A hybrid grey wolf optimizer is proposed to solve the NP-hard process planning optimization problem based on precedence constraints. The problem considers operation sequencing task along with the optimal selection of appropriate machines, cutting tools and tool approach directions that define a process plan. Modern knowledge-based representation scheme is used to represent process plans in a population of alternatives and the operation precedence graph approach with adjacency matrices is adopted to deal with precedence relationships among machining features. According to these relationships, precedence constraints are defined. To deal with the precedence constraint in an appropriate manner, we adopted constraint handling heuristic algorithm to deal with hard constraints, as well as both hard and soft constraints. In that sense, the feasibility of process plans was ensured.

To improve the performance of traditional grey wolf optimizer, the strategies of genetic algorithm were adopted. Tournament selection is utilized for selecting fittest individuals and classical two-point crossover strategy is applied on selected individuals to generate wolf offspring. Shift and resource mutation strategies preform minor changes to vector candidates and complete the evolutionary steps of the HGWO approach. To additionally achieve balance between exploration and exploitation inertia weight coefficients from the PSO are added to the mathematical model of the HGWO approach.

For the evaluation of process plans, traditional total weighted machining cost was adopted as an optimization criterion. The detailed mathematical model is presented and the criterion was formed for different conditions covered in three experimental studies which consider three prismatic parts proposed in the literature.

After manually determining input parameters of the proposed HGWO approach, popular results obtained by traditional and modern approaches were used to perform the detailed comparative analysis. Three experimental studies are conducted to test the effectiveness and efficiency of the HGWO approach. The detailed representation of optimal process plans and comparative results including the minimal, the maximal and the mean TWMC for 20 algorithm runs were given. The HGWO approach demonstrated flexibility and effectiveness by solving the process planning optimization problem and finding the optimal and the near-optimal results.

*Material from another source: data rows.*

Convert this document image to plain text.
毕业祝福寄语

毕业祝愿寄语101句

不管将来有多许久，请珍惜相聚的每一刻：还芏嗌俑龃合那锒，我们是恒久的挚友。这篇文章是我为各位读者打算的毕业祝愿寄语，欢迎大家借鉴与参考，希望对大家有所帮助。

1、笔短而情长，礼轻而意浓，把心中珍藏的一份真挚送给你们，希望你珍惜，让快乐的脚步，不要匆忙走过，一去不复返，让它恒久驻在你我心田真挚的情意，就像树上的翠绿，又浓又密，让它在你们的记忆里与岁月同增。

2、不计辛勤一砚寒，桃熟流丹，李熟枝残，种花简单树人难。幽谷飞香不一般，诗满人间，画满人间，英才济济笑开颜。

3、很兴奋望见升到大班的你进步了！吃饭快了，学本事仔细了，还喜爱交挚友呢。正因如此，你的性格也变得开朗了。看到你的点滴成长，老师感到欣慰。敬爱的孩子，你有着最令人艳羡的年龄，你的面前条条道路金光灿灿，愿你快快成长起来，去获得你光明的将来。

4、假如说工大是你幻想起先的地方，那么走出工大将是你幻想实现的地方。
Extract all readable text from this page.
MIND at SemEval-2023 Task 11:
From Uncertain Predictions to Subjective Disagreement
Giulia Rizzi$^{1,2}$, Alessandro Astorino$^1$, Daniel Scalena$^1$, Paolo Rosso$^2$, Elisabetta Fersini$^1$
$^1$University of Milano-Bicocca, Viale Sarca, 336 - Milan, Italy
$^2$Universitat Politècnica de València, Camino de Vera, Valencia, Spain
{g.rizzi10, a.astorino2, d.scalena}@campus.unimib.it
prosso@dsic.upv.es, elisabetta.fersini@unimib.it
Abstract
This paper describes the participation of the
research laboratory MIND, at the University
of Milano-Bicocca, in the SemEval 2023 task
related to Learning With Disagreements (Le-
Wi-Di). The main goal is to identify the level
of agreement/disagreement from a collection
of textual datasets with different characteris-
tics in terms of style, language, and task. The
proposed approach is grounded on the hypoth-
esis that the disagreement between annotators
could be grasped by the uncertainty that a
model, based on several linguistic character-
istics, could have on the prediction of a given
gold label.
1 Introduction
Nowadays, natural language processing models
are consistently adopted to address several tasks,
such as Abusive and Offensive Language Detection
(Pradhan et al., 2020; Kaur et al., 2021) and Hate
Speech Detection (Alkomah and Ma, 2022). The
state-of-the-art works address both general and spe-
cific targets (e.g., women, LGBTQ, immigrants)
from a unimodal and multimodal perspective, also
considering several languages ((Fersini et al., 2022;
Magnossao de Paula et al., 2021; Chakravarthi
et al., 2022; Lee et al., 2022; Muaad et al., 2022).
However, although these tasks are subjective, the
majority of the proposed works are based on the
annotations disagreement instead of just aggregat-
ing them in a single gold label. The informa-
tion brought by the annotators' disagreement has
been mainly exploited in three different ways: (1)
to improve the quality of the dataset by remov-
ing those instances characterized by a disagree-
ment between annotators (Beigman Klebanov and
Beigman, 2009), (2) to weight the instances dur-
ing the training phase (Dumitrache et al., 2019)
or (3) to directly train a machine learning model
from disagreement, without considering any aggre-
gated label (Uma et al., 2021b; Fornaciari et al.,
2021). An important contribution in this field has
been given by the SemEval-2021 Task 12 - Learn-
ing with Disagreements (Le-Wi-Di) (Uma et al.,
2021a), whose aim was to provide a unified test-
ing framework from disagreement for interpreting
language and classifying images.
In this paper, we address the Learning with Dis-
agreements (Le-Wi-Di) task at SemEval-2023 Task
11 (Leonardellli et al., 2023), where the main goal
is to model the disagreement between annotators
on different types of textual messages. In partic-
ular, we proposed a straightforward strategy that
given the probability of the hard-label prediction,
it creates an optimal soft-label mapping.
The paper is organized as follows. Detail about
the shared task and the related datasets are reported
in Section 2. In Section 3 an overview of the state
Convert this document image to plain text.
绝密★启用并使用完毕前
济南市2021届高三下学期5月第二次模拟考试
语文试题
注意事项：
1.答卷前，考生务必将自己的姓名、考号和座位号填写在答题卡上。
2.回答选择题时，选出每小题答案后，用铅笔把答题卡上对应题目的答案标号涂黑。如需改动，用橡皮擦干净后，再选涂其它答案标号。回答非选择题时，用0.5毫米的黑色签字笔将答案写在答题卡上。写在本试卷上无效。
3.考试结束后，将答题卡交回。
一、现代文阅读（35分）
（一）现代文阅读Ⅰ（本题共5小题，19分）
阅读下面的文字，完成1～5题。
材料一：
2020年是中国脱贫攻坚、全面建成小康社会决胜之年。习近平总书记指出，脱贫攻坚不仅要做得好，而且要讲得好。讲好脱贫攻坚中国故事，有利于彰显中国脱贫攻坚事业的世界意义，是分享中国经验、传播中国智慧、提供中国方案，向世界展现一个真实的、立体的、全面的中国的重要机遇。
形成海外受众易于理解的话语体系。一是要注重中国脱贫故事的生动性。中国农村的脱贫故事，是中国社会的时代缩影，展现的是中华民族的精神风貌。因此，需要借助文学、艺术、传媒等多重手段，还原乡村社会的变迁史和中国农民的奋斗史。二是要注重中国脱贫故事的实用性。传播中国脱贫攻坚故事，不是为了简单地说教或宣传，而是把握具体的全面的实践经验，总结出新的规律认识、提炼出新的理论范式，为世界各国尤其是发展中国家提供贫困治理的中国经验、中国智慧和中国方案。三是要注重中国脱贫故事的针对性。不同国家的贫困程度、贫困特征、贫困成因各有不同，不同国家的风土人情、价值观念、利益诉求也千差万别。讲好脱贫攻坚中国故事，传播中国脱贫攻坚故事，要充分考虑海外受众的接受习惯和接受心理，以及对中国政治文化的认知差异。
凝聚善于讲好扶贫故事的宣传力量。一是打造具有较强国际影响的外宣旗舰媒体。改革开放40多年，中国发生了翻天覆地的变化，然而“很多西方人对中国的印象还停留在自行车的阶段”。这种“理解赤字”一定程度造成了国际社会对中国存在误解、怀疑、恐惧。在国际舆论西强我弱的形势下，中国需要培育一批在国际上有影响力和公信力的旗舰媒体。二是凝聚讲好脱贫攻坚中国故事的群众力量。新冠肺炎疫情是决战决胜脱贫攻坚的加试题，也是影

Although effectiveness and flexibility showed as the main advantages of the HGWO, time efficiency of the proposed algorithm showed certain limitations. The HGWO succeeded in finding optimal and near-optimal process plans in a reasonable time period, but the comparative analysis of computational times, as well as function execution times in MATLAB programming environment, confirm good efficiency of the HGWO. However, the HGWO falls behind certain hybrid and traditional algorithms in this regard.

One of the directions for future research may be focused on improving efficiency and convergence of the HGWO, primarily through consideration of different genetic strategies. Additionally, optimization of input parameters has already been reported in some studies and should be taken into account in order to further improve performances of the HGWO. Possible contribution to the area of process planning optimization can be directed towards the optimization of integrated process planning and scheduling. Likewise, the recent advances in the field of Industry 4.0 may consider the implementation of the HGWO as a cloud service within the Smart factory.